Research published in the journal Nature in October, 2020 states that the Greenland Ice Sheet (GIS) is losing mass at a high rate and warns that if greenhouse gas emissions do not decline, melt rates could quadruple and further add to sea level rise. The researchers collected data using ancient ice samples drilled out from the ice sheet. It used this data to reconstruct a history of Greenland spanning the past 12,000 years. They found that the highest rates of ice loss in 12,000 years were around 6 trillion tons of ice in a single century. That is about what we're losing today. As the climate continues to warm, those rates are expected to rise. It must be noted that an all-time record temperature of 19.8C in the region was measured last July. Models predict that even if we manage to keep global temperatures within about 2 degrees Celsius of their preindustrial levels (as agreed in the Paris climate agreement) Greenland will likely still lose more than 8 trillion tons of ice over the course of this century—a faster rate than at any other point in the last 12,000 years.

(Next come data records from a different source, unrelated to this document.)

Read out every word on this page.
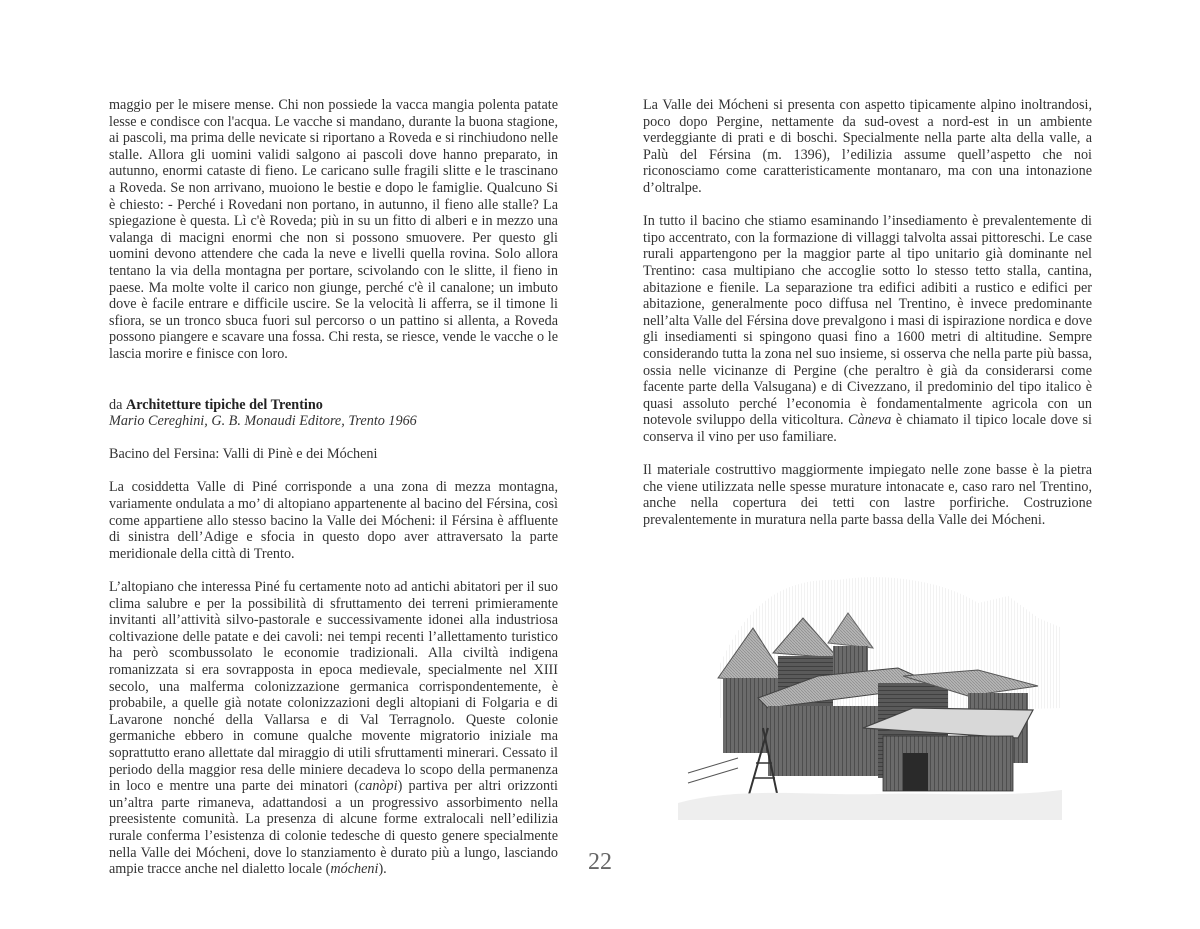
maggio per le misere mense. Chi non possiede la vacca mangia polenta patate lesse e condisce con l'acqua. Le vacche si mandano, durante la buona stagione, ai pascoli, ma prima delle nevicate si riportano a Roveda e si rinchiudono nelle stalle. Allora gli uomini validi salgono ai pascoli dove hanno preparato, in autunno, enormi cataste di fieno. Le caricano sulle fragili slitte e le trascinano a Roveda. Se non arrivano, muoiono le bestie e dopo le famiglie. Qualcuno Si è chiesto: - Perché i Rovedani non portano, in autunno, il fieno alle stalle? La spiegazione è questa. Lì c'è Roveda; più in su un fitto di alberi e in mezzo una valanga di macigni enormi che non si possono smuovere. Per questo gli uomini devono attendere che cada la neve e livelli quella rovina. Solo allora tentano la via della montagna per portare, scivolando con le slitte, il fieno in paese. Ma molte volte il carico non giunge, perché c'è il canalone; un imbuto dove è facile entrare e difficile uscire. Se la velocità li afferra, se il timone li sfiora, se un tronco sbuca fuori sul percorso o un pattino si allenta, a Roveda possono piangere e scavare una fossa. Chi resta, se riesce, vende le vacche o le lascia morire e finisce con loro.

da Architetture tipiche del Trentino
Mario Cereghini, G. B. Monaudi Editore, Trento 1966

Bacino del Fersina: Valli di Pinè e dei Mócheni

La cosiddetta Valle di Piné corrisponde a una zona di mezza montagna, variamente ondulata a mo’ di altopiano appartenente al bacino del Férsina, così come appartiene allo stesso bacino la Valle dei Mócheni: il Férsina è affluente di sinistra dell’Adige e sfocia in questo dopo aver attraversato la parte meridionale della città di Trento.

L’altopiano che interessa Piné fu certamente noto ad antichi abitatori per il suo clima salubre e per la possibilità di sfruttamento dei terreni primieramente invitanti all’attività silvo-pastorale e successivamente idonei alla industriosa coltivazione delle patate e dei cavoli: nei tempi recenti l’allettamento turistico ha però scombussolato le economie tradizionali. Alla civiltà indigena romanizzata si era sovrapposta in epoca medievale, specialmente nel XIII secolo, una malferma colonizzazione germanica corrispondentemente, è probabile, a quelle già notate colonizzazioni degli altopiani di Folgaria e di Lavarone nonché della Vallarsa e di Val Terragnolo. Queste colonie germaniche ebbero in comune qualche movente migratorio iniziale ma soprattutto erano allettate dal miraggio di utili sfruttamenti minerari. Cessato il periodo della maggior resa delle miniere decadeva lo scopo della permanenza in loco e mentre una parte dei minatori (canòpi) partiva per altri orizzonti un’altra parte rimaneva, adattandosi a un progressivo assorbimento nella preesistente comunità. La presenza di alcune forme extralocali nell’edilizia rurale conferma l’esistenza di colonie tedesche di questo genere specialmente nella Valle dei Mócheni, dove lo stanziamento è durato più a lungo, lasciando ampie tracce anche nel dialetto locale (mócheni).

La Valle dei Mócheni si presenta con aspetto tipicamente alpino inoltrandosi, poco dopo Pergine, nettamente da sud-ovest a nord-est in un ambiente verdeggiante di prati e di boschi. Specialmente nella parte alta della valle, a Palù del Férsina (m. 1396), l’edilizia assume quell’aspetto che noi riconosciamo come caratteristicamente montanaro, ma con una intonazione d’oltralpe.

In tutto il bacino che stiamo esaminando l’insediamento è prevalentemente di tipo accentrato, con la formazione di villaggi talvolta assai pittoreschi. Le case rurali appartengono per la maggior parte al tipo unitario già dominante nel Trentino: casa multipiano che accoglie sotto lo stesso tetto stalla, cantina, abitazione e fienile. La separazione tra edifici adibiti a rustico e edifici per abitazione, generalmente poco diffusa nel Trentino, è invece predominante nell’alta Valle del Férsina dove prevalgono i masi di ispirazione nordica e dove gli insediamenti si spingono quasi fino a 1600 metri di altitudine. Sempre considerando tutta la zona nel suo insieme, si osserva che nella parte più bassa, ossia nelle vicinanze di Pergine (che peraltro è già da considerarsi come facente parte della Valsugana) e di Civezzano, il predominio del tipo italico è quasi assoluto perché l’economia è fondamentalmente agricola con un notevole sviluppo della viticoltura. Càneva è chiamato il tipico locale dove si conserva il vino per uso familiare.

Il materiale costruttivo maggiormente impiegato nelle zone basse è la pietra che viene utilizzata nelle spesse murature intonacate e, caso raro nel Trentino, anche nella copertura dei tetti con lastre porfiriche. Costruzione prevalentemente in muratura nella parte bassa della Valle dei Mócheni.

22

The latest report card for the Greenland ice sheet from the National Oceanic and Atmospheric Administration said that in 2012 and 2019, the ice sheet saw its greatest losses since regular monitoring began in the 1950s. In 2012, it shed about 464 gigatons, and in 2019, it lost about 532 gigatons. According to NASA, 1 gigaton of ice would cover Central Park in New York and reach 1,119 feet high.
"Following a period of relative stability from the 1970s to early 1990s, the ice sheet began losing ice at an accelerating rate and has now experienced annual net ice loss every year since 1998," the report said.
According to a study published by NASA in December, 2019, "increasing rates of global warming have accelerated Greenland's ice mass loss from 25 billion tons per year in the 1990s to a current average of 234 billion tons per year. This means that Greenland's ice is melting on average seven times faster today than it was at the beginning of the study period."
Greenland’s ice sheet, the world’s second largest, recorded its biggest outright drop in what scientists call “surface mass” since record-keeping began in 1948, according to the study [The Cryosphere, 14, 1209–1223, 2020].